Let foreign students in

 The world has been shaken by the Covid-19 pandemic, and global higher education has not been spared. - NSTP file pic, for illustration purposes onlyThe world has been shaken by the Covid-19 pandemic, and global higher education has not been spared. – NSTP file pic, for illustration purposes only

LETTERS: The world has been shaken by the Covid-19 pandemic, and global higher education has not been spared.

Favourite destinations like Australia, the United Kingdom, New Zealand and the United States saw a decline in their overseas student enrolment.

We are fortunate. The infection here remains under control.

Foreign students have benefited us economically and last year, their contributions surpassed RM40 billion. The amount will be lower this year as a result of lockdowns and travel restrictions.

Since Malaysia is viewed as a comparatively safe destination, a survey has revealed that many foreign students are interested to study here.
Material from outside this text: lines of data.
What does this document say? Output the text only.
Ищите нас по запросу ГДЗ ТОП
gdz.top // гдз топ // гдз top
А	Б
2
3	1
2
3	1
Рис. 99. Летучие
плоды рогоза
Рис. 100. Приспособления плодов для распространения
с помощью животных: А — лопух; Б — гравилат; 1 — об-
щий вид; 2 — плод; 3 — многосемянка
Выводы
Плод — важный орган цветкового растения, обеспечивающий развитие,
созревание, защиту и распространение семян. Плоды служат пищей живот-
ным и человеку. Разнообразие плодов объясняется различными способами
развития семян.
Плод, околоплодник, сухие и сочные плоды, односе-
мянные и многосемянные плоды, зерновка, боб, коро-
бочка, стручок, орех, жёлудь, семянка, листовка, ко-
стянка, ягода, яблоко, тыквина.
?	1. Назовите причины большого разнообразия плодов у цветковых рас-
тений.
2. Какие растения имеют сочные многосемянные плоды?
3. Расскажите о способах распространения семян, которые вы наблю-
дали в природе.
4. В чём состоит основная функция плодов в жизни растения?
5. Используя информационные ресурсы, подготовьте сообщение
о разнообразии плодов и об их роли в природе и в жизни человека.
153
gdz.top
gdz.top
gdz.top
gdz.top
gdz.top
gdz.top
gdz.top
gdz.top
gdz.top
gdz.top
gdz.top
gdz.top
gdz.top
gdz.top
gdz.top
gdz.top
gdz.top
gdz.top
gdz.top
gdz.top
Another country that the respondents have expressed interest in is South Korea. Still, Malaysia has an edge because our courses are conducted in English. Even South Korean students come here to learn English. So, we need the right strategy to start bringing in students again.

I recently watched a TV discourse on the issue. There are two opposing views. 0n one side, the Higher Education Ministry has decided to extend the ban on foreign students because it is feared that their return may exacerbate the Covid-19 situation.

That concern has basis. At the moment, many new daily cases are imported. So the argument is that if there is an influx of students entering, there is a possibility that some of them may become the source of new infections.

When asked, the Education Malaysia Global Services, the agency tasked with promoting Malaysia as an education destination for international students, agreed with the decision.

On the other hand, a spokesman of the National Professors Council said the pandemic has offered the opportunity to strengthen our long-term dream of making Malaysia an international hub of higher education.

So we should capitalise on this rare chance to increase the intake of international students. Of course, he argued we should not be blind to the fact that there is a risk of more virus infections.

The need for stringent standard operating procedures is undeniable and should not be compromised. But since we have done well, there is no reason why we cannot apply the same measures to screen incoming students.

I tend to agree with the spokesman. Our exemplary handling of the pandemic has given us an opportunity to raise the nation’s profile as a destination for higher education, which has always been our ambition.

Now that we are presented with the chance, we should take it. We are aware that that chance comes with risks.

But we also know there are measures we can take to reduce those risks. And we have had a lot of experience in applying them. The assurance of safety is not the only reason why overseas students choose to come here.

Universities in the country have also established themselves as internationally-recognised institutions.

It is also for this reason that many high-calibre universities from abroad have set up branch campuses in the country.

The Higher Education Ministry should rethink its decision in the coming semester.

There is a lot to lose not only in terms of economic returns, but also missing out on the excellent opportunity to enhance our reputation as a preferred destination for higher education.

by PROFESSOR DATUK DR AHMAD IBRAHIM.